Free will skepticism maintains that what we do, and the way we are, is ultimately the result of factors beyond our control and because of this we are never morally responsible for our actions in the basic desert sense—the sense that would make us truly deserving of praise and blame. In recent years, a number of contemporary philosophers have advanced and defended versions of free will skepticism, including Derk Pereboom (2001, 2014), Galen Strawson (2010), Neil Levy (2011), Bruce Waller (2011, 2015), and myself (Caruso 2012, 2013, forthcoming). Critics, however, often complain that adopting such views would have dire consequences for ourselves, society, morality, meaning, and the law. They fear, for instance, that relinquishing belief in free will and basic desert moral responsibility would leave us unable to adequately deal with criminal behavior, increase anti-social conduct, and undermine meaning in life.
In response, free will skeptics argue that life without free will and basic desert moral responsibility would not be as destructive as many people believe (see, e.g., Pereboom 2001, 2014; Waller 2011, 2015; Caruso 2016, forthcoming). According to optimistic skeptics, prospects of finding meaning in life or of sustaining good interpersonal relationships, for instance, would not be threatened. And although retributivism and severe punishment, such as the death penalty, would be ruled out, incapacitation and rehabilitation programs would still be justified (see Pereboom 2001, 2013, 2014; Levy 2012; Caruso 2016; Pereboom and Caruso, forthcoming). In this paper, I attempt to extend this general optimism about the practical implications of free will skepticism to the question of creativity.

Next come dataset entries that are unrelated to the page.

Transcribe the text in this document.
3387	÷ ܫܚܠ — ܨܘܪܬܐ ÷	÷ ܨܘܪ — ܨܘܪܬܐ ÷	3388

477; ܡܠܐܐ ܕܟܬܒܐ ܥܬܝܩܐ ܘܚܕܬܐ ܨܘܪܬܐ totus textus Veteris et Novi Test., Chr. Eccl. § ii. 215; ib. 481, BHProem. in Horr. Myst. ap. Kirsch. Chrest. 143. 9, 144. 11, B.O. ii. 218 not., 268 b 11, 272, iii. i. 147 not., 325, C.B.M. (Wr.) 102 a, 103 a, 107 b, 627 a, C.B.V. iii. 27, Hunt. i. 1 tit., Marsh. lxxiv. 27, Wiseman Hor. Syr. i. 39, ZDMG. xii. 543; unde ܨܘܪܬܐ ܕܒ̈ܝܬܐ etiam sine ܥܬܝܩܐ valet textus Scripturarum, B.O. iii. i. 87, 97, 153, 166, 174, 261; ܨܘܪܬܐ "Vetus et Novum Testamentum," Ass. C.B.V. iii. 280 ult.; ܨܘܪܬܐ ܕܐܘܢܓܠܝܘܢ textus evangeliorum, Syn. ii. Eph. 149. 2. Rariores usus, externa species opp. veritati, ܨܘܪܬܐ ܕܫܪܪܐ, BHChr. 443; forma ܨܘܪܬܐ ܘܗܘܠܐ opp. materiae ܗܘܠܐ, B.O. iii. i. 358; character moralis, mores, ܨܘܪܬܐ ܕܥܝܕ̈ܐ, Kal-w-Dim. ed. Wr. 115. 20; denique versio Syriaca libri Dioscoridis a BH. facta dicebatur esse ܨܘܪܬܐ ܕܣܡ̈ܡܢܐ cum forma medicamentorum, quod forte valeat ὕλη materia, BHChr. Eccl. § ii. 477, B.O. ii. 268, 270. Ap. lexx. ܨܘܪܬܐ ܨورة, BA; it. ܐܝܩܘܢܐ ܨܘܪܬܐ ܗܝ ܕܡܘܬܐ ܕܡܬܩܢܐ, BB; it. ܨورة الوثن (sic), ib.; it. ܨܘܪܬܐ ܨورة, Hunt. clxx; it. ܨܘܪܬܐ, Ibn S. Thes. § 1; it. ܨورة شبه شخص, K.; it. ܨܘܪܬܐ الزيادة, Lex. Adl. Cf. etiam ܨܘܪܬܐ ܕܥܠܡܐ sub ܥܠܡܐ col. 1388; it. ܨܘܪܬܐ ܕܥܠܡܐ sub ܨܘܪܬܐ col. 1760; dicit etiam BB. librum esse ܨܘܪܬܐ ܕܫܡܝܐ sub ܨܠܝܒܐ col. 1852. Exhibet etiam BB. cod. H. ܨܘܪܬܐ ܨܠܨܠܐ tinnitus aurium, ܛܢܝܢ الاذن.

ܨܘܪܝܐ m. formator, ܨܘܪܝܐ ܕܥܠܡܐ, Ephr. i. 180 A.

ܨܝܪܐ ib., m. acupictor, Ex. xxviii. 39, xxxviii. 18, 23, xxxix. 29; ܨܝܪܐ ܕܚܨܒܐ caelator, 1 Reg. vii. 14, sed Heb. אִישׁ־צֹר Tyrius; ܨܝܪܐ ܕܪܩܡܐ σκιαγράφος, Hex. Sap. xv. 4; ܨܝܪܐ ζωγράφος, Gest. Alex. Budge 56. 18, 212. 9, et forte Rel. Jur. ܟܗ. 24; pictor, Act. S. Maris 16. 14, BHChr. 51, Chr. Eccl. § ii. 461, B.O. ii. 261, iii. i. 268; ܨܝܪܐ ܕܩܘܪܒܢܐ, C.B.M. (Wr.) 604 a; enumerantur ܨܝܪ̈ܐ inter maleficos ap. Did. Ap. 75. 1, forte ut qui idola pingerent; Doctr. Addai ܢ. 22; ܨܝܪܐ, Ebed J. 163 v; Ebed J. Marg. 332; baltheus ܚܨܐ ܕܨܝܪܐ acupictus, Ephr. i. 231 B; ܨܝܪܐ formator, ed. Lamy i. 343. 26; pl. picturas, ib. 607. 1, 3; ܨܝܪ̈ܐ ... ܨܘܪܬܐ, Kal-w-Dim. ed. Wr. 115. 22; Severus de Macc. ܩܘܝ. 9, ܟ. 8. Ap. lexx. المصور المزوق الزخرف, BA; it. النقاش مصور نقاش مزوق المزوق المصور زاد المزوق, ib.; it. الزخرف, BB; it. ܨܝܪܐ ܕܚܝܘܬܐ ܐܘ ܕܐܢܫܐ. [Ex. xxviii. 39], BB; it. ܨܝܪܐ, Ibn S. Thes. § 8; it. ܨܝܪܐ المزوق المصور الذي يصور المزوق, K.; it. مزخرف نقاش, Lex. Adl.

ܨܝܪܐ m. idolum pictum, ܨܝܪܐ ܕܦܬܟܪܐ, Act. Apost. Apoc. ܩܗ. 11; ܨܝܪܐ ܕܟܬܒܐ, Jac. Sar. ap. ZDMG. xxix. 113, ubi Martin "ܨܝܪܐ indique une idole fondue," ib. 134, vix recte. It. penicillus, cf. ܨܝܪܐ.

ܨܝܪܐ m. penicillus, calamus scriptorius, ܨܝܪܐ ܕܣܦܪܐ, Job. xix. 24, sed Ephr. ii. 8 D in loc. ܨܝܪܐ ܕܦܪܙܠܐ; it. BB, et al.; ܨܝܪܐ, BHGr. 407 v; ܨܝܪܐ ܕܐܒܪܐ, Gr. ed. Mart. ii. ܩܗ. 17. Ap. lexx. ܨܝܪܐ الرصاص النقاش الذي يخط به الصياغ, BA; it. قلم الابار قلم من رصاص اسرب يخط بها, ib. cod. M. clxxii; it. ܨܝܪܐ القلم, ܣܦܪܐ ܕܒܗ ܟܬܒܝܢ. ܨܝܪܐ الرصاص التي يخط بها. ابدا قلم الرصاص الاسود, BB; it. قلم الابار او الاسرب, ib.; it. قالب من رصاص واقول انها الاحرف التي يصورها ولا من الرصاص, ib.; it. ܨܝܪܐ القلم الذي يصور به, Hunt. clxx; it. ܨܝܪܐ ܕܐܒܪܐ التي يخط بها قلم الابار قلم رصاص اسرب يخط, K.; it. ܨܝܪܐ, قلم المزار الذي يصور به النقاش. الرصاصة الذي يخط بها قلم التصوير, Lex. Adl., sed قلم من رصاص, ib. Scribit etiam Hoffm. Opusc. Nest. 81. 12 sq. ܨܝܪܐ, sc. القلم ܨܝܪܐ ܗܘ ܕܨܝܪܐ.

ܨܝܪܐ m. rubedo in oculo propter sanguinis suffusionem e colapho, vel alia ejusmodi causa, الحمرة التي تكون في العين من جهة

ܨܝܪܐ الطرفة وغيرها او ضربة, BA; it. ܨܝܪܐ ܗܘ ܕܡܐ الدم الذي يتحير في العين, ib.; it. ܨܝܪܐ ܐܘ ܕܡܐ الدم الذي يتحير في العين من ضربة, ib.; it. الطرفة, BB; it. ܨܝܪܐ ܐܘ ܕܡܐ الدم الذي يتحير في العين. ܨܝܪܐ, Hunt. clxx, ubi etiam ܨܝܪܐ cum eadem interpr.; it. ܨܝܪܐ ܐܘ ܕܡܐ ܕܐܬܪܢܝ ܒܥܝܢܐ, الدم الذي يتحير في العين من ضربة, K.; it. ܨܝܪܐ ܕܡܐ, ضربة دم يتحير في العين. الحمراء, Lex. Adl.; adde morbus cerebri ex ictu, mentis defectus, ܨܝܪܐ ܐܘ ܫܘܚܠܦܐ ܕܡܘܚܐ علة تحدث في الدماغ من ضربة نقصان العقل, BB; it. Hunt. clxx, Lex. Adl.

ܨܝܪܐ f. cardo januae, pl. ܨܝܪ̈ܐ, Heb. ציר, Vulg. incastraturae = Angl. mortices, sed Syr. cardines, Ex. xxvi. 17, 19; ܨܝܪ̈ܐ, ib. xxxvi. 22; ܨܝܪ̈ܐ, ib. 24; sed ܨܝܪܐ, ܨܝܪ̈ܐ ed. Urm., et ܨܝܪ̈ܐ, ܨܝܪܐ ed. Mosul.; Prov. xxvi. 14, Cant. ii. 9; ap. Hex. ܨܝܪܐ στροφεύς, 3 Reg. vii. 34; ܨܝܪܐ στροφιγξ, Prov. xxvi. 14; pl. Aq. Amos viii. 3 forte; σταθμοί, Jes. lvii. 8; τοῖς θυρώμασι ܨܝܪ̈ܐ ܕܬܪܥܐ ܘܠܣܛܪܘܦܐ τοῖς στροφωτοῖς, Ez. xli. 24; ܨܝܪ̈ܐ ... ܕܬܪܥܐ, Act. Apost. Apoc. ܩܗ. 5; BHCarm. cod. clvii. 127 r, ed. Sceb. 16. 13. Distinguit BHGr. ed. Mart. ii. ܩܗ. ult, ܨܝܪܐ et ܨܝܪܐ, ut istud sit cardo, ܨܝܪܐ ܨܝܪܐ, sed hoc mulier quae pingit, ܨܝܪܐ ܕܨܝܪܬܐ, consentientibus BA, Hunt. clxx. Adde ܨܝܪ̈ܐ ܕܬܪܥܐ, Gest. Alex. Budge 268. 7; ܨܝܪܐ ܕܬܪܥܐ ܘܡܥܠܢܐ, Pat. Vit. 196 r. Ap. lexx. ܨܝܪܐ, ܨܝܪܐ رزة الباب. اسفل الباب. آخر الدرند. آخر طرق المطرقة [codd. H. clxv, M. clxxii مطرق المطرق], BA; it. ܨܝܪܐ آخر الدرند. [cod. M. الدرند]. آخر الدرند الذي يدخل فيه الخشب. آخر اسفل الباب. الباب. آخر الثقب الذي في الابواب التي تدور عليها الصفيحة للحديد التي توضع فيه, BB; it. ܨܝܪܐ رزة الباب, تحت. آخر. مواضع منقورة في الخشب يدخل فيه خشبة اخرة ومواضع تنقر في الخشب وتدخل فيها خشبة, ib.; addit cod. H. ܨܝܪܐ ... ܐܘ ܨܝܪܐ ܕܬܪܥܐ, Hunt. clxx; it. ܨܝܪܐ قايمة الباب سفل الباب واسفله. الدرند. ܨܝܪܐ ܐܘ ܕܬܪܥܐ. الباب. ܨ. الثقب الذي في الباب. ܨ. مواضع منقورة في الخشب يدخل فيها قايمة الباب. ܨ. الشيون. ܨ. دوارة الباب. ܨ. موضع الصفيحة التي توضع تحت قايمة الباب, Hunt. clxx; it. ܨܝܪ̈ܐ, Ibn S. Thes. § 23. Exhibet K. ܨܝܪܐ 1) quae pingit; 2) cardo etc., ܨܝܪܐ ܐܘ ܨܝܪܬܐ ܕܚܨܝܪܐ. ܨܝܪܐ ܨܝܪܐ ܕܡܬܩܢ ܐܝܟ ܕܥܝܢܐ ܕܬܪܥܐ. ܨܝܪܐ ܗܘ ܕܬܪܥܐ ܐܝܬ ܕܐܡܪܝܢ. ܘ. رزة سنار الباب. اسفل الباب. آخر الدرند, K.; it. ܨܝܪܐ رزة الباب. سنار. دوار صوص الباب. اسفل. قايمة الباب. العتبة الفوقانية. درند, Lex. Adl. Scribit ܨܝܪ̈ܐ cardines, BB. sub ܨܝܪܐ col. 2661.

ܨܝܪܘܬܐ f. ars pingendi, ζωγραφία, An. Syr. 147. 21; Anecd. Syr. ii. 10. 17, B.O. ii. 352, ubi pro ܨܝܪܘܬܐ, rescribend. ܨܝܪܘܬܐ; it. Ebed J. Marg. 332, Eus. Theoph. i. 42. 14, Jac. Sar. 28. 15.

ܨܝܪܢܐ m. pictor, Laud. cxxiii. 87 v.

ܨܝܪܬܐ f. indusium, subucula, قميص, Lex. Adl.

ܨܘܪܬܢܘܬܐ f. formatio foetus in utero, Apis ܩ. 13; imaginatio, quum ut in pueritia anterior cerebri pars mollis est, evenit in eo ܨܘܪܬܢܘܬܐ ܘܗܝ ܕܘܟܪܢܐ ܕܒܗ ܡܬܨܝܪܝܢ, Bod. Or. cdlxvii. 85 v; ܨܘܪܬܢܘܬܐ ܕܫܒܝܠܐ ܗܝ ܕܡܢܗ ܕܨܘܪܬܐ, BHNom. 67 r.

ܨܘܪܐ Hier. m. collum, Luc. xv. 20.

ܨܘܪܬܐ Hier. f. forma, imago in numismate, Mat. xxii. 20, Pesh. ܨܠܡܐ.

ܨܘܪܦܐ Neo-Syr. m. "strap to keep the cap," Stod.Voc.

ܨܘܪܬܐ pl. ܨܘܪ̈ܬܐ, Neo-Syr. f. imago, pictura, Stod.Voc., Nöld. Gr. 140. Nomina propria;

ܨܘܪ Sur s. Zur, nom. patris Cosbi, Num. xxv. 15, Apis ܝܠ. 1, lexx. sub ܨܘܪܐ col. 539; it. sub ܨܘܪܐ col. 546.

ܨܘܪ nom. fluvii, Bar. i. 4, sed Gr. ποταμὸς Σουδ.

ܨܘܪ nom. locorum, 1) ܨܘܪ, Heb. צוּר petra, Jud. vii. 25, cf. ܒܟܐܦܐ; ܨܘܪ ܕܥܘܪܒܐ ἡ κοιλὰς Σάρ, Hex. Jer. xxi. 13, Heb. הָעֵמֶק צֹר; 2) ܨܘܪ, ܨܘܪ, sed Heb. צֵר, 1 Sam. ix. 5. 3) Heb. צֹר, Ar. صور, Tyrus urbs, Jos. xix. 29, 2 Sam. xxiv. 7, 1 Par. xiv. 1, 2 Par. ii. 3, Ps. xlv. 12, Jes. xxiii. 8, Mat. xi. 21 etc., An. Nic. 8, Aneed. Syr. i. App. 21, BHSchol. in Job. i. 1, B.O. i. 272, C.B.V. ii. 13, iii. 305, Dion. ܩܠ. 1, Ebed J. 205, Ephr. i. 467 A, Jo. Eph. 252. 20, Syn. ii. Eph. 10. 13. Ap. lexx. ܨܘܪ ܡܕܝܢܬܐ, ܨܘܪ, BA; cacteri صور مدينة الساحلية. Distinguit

In Section I, I spell out the question of creativity and explain why it’s relevant to the problem of free will. In Section II, I identify three different conceptions of creativity and explain the practical concerns critics have with free will skepticism. In Section III, I distinguish between three different conceptions of moral responsibility and argue that at least two of them are consistent with free will skepticism. I further contend that forward-looking accounts of moral responsibility, which are perfectly consistent with free will skepticism, can justify calling agents to account for immoral behavior as well as providing encouragement for creative activities since these are important for moral and creative formation and development. I conclude in Section IV by arguing that relinquishing belief in free will and basic desert would not mean the death of creativity or our sense of achievement since important and realistic conceptions of both remain in place.